In re Marriage of Mercier, 2025 IL App (1st) 241075-U

June 30, 2025
Protection Orders
Case Analysis
- Case citation and parties
In re Marriage of Ljiljana (Lily) Mercier, 2025 IL App (1st) 241075‑U (1st Dist. June 30, 2025) (Rule 23 order). Petitioner‑Appellant: Ljiljana “Lily” Mercier. Respondent‑Appellee: Mark Mercier.

- Key legal issues
1) Whether the trial court properly awarded attorney fees under 750 ILCS 5/508(b) for a party’s failure to comply with post‑judgment obligations and litigation conduct that prolonged the case; 2) whether an evidentiary hearing was required before awarding fees; 3) whether the $25,000 award was excessive or an abuse of discretion.

- Holding / outcome
The appellate court affirmed. It upheld the trial court’s award of $25,000 in 508(b) attorney fees to Mark and rejected Lily’s claims that an evidentiary hearing was required or that the fee award was an abuse of discretion.
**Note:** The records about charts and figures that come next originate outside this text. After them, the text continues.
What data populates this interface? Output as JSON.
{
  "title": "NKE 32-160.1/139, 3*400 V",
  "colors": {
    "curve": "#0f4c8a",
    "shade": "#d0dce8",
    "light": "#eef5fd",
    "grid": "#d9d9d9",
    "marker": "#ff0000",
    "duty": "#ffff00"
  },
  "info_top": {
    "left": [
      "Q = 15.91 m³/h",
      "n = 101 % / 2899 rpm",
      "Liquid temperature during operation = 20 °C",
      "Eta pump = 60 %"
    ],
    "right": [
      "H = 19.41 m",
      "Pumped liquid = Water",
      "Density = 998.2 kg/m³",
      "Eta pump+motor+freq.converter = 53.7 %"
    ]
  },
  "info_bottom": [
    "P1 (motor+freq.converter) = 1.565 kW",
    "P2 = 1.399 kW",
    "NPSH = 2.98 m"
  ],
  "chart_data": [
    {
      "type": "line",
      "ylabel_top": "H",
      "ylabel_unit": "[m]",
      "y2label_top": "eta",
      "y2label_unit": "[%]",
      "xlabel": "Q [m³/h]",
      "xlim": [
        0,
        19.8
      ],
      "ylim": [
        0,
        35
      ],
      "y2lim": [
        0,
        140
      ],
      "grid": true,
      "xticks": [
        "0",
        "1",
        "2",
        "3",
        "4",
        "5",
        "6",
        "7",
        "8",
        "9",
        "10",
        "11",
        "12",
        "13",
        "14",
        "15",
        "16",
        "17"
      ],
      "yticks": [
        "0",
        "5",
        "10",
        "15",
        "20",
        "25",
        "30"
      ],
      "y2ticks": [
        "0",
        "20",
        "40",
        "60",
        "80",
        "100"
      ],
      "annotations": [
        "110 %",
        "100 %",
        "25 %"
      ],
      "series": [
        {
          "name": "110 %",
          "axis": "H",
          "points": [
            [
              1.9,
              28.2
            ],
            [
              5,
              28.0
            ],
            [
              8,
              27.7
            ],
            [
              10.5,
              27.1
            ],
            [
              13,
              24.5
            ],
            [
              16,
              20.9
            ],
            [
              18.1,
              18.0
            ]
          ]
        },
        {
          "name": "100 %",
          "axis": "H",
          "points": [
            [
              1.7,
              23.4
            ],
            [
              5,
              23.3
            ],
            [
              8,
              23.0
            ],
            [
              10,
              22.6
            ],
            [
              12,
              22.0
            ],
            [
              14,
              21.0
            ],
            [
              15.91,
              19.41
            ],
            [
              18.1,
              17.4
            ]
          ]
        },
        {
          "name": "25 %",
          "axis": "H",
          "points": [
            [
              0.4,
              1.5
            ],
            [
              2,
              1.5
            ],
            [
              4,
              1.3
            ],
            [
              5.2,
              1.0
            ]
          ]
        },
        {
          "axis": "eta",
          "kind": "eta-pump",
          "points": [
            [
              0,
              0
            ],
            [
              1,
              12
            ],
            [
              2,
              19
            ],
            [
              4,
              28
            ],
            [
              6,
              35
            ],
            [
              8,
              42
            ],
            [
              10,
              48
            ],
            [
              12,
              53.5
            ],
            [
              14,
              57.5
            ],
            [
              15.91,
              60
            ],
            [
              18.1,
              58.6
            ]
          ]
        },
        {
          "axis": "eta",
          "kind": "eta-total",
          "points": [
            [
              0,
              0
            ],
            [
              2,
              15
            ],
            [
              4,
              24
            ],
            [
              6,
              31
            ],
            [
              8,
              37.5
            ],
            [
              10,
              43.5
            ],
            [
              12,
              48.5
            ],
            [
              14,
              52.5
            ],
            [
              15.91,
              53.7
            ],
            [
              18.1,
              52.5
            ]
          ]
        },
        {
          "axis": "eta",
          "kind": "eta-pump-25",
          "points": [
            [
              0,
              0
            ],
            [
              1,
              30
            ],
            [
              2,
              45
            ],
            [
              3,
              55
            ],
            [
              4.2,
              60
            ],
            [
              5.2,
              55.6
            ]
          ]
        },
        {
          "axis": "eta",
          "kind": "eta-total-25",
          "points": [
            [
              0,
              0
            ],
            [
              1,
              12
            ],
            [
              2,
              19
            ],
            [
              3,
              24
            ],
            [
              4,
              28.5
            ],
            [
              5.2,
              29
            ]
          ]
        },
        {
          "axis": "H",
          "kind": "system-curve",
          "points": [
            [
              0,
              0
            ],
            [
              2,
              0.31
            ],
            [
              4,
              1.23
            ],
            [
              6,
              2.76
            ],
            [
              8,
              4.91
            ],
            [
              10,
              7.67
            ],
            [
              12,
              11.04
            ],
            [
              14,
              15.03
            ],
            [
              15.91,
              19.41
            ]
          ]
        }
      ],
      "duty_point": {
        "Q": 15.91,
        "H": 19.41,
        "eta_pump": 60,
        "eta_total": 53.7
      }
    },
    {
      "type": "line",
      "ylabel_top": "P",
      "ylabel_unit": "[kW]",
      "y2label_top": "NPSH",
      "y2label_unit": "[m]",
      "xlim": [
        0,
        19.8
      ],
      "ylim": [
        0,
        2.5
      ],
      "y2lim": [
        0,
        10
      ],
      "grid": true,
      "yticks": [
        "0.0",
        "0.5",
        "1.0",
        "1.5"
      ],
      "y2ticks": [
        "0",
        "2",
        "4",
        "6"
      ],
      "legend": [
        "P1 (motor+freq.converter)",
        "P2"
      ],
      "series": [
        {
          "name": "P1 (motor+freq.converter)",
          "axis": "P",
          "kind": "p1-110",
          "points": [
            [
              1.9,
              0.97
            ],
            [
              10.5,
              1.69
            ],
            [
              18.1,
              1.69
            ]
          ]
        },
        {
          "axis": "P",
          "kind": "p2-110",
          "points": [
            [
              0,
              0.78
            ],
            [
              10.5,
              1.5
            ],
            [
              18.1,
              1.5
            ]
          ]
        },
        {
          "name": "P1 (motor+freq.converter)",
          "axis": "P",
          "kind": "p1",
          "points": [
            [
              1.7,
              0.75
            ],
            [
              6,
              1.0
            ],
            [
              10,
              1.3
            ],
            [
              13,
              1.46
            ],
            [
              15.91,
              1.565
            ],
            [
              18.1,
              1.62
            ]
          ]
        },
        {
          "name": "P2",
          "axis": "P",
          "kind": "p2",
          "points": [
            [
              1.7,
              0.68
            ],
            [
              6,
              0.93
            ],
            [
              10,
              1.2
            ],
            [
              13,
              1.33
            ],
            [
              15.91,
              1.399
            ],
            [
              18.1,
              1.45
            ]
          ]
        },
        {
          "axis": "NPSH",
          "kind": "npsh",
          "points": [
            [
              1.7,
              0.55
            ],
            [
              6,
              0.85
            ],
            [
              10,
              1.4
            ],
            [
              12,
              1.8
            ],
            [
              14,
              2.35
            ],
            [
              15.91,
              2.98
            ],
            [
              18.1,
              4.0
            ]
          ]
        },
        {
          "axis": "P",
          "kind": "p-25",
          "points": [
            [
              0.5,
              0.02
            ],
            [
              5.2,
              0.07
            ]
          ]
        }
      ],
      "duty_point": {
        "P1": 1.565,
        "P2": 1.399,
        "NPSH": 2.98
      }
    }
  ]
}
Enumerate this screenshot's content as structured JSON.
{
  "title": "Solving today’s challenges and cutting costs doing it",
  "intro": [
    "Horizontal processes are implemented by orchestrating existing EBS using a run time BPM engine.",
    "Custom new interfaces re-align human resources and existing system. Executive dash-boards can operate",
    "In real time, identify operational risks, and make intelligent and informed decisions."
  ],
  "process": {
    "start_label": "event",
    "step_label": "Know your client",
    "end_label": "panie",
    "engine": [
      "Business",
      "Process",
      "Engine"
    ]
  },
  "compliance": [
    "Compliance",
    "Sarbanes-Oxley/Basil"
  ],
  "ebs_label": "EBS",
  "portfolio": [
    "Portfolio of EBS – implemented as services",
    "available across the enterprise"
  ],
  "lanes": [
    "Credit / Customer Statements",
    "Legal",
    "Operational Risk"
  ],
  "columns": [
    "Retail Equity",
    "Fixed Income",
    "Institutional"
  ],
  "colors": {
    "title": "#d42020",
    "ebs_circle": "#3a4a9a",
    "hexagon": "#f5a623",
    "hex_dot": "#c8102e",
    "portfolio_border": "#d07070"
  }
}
- Significant legal reasoning
- Section 508(b) authorizes fee shifting when a party unreasonably fails to comply with an order; if failure is without compelling cause, fees must be awarded. The trial court found Lily’s overall litigation conduct (missed deadlines, motion to transfer venue that was withdrawn, failure to appear or timely respond, last‑minute filings, and advancing new theories after rulings) needlessly prolonged and increased costs.
- Although Lily’s initial interpretation of the marital settlement agreement was not “fanciful or frivolous,” the cumulative, protracted nature of her actions rendered a 508(b) award appropriate.
- The appellate court applied forfeiture: Lily never requested an evidentiary hearing in the trial court, so she forfeited that argument on appeal.
- The court reviewed the fee award for abuse of discretion and found the trial court reasonably tailored the sanction to the misconduct and the requested documentation (itemized billing).

- Practice implications for family law attorneys
- Preserve procedural objections: specifically request evidentiary hearings or other relief in the trial court or risk forfeiture on appeal.
- Timely comply with MSA/QILDRO provisions and court orders—658(b) sanctions (508(b) here) can follow even where an underlying interpretation is arguable if conduct is dilatory or duplicative.
- Avoid venue‑shopping and last‑minute new theories; raise substantive defenses early and with supporting authority.
- Maintain and produce contemporaneous, segregated billing that links time entries to sanctionable conduct—courts will examine itemization when awarding fees.
- Draft MSAs/QILDROs carefully to address disability vs. retirement treatment and tax allocation to reduce later disputes.
- Rule 23 nonprecedential status: this order is persuasive on similar facts but not binding precedent.